I see now that the battle continues to be one that takes place inside my mind. A fight of faith. A fight to believe what God speaks over me and what I choose to allow my mind to focus on. In this fresh disappointment I find I have run out of words for Him again and have to borrow the words of others. I play worship songs; I sing hymns to Him in the morning; and within twenty-four hours of this diagnosis I am in the presence of ladies I trust to intercede on my behalf. These are women who I know will speak words that I wouldn’t choose to speak and who will declare over me what is on God’s heart whether I like the truth or not. My mouth is dry but their words issue forth new healing for the hurts and fresh hope for the way ahead: “Return to your fortress, you prisoners of hope; even now I announce that I will restore twice as much to you”.[i] I ask for forgiveness for the anger. I name the disappointments one by one. I lay to rest the bitterness. And I invite joy, peace, hope and faith back to my table.

It is impossible to fight thoughts with thoughts. Instead we must declare aloud the truth of God’s word for their boldness and certainty send our muddled thoughts skittering. I hear His voice in mine as I say aloud what His word has decreed. I will repeat His promises afresh until my mind has memorised them and my heart believes them. I will choose to rise up in this dark place. He knew about this season before I did and what He says is what I will follow.

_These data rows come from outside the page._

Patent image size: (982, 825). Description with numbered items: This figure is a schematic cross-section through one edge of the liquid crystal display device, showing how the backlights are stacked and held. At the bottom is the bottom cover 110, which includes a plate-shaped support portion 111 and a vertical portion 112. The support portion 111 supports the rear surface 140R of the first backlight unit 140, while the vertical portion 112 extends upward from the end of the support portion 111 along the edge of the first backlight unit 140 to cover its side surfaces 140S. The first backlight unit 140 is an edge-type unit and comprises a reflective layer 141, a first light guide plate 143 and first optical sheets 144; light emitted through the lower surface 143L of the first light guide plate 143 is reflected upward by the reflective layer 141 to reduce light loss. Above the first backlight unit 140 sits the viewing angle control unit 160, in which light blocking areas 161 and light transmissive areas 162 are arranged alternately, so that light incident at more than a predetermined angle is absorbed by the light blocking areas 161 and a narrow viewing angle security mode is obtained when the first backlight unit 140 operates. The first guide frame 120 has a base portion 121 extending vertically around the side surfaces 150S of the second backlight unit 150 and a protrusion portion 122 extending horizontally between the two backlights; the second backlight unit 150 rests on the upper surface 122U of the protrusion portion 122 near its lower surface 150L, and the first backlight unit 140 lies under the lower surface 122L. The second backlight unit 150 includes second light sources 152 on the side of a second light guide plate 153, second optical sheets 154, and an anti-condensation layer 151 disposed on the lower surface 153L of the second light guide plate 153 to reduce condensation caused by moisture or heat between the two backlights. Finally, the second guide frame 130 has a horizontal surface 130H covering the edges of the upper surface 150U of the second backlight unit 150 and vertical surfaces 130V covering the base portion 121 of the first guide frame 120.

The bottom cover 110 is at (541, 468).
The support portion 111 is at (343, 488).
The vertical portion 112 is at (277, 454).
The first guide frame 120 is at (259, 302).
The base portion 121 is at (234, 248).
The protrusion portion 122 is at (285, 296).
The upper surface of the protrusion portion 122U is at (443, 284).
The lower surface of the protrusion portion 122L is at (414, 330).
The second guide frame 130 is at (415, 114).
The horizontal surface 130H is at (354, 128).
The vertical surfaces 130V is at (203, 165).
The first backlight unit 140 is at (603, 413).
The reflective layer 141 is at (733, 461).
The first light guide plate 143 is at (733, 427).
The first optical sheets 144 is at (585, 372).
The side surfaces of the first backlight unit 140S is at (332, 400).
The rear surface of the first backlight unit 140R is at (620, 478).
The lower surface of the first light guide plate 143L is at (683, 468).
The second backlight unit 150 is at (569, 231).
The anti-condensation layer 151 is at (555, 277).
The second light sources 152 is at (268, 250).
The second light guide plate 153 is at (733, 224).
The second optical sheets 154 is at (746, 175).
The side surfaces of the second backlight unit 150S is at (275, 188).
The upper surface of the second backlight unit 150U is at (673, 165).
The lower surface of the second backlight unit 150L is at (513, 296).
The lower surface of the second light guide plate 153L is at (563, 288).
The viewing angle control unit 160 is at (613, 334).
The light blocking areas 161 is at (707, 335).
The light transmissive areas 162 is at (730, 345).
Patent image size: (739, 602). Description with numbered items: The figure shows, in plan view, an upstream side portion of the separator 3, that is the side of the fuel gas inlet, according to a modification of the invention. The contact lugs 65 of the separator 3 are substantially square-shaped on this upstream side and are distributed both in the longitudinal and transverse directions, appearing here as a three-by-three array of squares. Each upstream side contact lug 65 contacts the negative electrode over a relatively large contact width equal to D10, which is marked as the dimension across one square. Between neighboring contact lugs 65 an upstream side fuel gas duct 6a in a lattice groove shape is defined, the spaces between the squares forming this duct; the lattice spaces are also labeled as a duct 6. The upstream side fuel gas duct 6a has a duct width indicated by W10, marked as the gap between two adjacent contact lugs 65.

I am reminded of the story of the blind man that Jesus heals[ii]. The disciples ask Jesus whether it was the man or his parents whose sin has led to the man’s blindness. Jesus’ response is this: “It was not because of his sins or his parents’ sins. This happened so the power of God could be seen in him. We must quickly carry out the tasks assigned us by the one who sent us”[iii]. As I ponder this response I recall God’s nature and I see my own blindness and how the Enemy has tried to deceive me. God is my resource in this time of pain not the source of it. I know I wasn’t made this way because of sin or punishment or because the creator of the Universe was having an “off” day when He made me. Perhaps instead then this time of disappointment and pain will culminate in the revelation of God’s power in our lives and give Him glory. My heart finds comfort in these thoughts. A life which seeks to be part of His story, not Him in my story. A marker in the sand which constantly signposts to heaven.

I remind myself of who I am in Christ. I remind myself of the women who have gone before me and the example they have set for me in greater trials than these. I remind myself that I am not a victim. I remind myself that I walk hand in hand with the One who knows me best – this is not a journey walked alone. I rise up to stand firm in the face of further tests and hospital appointments, of tablets, pessaries and procedures which rob me of my dignity. I choose hope not despair again.